Philippe Kronberg, General Manager at Shangri-La Sydney, said that with no international arrivals, the hotel had tried to make the most of a "staycation" market.
"We've had a lot of guests on weekends; lots of birthdays and engagements and wedding anniversaries," Mr Kronberg said.
"Guests who have been confined in their apartments come here and really enjoy the hotel. They want to have a no-hassle time with us."
The decimation seen in other parts of the tourism industry also hit the Shangri-La, with occupancy rates plunging from a full house in February to single digits just weeks later.
"It's still pretty tough; we're not out of the woods yet," Mr Kronberg said.
"Demand is pretty strong, but mostly on weekends and holidays. It's still tough during weekdays because we don't have that corporate market."

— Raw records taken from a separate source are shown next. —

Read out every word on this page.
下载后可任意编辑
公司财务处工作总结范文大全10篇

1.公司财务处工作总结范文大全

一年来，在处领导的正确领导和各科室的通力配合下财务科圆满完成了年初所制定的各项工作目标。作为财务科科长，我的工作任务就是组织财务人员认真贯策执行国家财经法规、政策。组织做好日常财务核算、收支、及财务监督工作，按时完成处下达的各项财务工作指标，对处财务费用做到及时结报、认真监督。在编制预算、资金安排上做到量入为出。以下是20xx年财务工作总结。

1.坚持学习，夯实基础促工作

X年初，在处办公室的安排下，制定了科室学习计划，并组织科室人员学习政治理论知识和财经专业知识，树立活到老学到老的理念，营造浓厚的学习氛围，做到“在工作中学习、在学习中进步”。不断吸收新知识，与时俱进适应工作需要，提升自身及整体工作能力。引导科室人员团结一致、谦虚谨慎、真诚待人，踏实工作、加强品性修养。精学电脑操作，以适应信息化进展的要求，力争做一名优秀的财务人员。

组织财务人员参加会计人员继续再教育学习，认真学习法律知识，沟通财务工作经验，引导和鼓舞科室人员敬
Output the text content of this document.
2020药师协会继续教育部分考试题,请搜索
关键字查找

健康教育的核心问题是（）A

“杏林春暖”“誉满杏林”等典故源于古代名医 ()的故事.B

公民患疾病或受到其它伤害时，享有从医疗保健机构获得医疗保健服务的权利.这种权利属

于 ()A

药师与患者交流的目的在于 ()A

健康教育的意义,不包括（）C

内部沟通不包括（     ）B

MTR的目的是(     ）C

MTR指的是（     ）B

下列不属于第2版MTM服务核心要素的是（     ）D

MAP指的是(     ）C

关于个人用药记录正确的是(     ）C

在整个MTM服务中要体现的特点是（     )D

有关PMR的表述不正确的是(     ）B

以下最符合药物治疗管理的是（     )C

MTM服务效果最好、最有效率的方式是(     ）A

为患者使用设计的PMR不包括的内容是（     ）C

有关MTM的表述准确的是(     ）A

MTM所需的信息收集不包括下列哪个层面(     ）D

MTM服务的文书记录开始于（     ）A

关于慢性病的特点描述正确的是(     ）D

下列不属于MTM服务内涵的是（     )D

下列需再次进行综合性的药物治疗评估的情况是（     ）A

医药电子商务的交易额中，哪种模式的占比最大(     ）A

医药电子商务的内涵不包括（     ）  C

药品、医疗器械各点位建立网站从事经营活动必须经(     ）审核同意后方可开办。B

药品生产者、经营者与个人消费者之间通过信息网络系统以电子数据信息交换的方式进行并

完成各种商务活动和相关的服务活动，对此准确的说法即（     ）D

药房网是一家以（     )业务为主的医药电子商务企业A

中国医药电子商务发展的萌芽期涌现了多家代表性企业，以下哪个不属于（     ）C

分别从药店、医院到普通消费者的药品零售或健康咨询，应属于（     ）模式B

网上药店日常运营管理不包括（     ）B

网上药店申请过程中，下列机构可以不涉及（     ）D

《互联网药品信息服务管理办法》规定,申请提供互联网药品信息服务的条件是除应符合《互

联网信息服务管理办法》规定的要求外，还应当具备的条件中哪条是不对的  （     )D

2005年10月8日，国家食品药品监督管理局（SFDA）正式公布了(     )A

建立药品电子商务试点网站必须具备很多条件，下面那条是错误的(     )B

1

The recent opening of South Australia's borders had been a positive, he said, while inquiries from other states were also picking up as border openings moved closer to reality.
"The Sydney New Year's Eve fireworks are huge for us. We're expecting to be full, although it will likely be all Australians," Mr Kronberg said.
Other players in the tourism industry are even more dependant on the international market, and are supporting each other in a grim effort to just hang on.
Cairns-based reef tour operator Alan Wallish said he and two other companies had come to an arrangement early during the lockdown to take their boats out on different days.
"It's been a great initiative," he said.
"It's meant that passengers can always find a boat running to the reef and it means we're not fighting each other to find passengers."
Mr Wallish said his boat Passions of Paradise carried 31,000 people out to the reef in 2019, but business was down 70 per cent this year. A staff of 35 was now down to 18.
The opening of Queensland's borders in July led to "an instant surge in numbers, but then the border closed and those numbers disappeared," he said.
"You can't run a tourism business with no tourists. We need Australians to come up to Cairns and have a wonderful time."
Despite the grim year, Mr Wallish said morale among his team was "fantastic".
"We're out to survive," he said. "I've been really proud of my staff. We've lifted the game to the highest possible standards.
"Everybody is working hard in Cairns. We're all in this together."
With Australian tourism facing its biggest-ever test, that spirit of co-operation between operators may be the one thing that pulls them all through.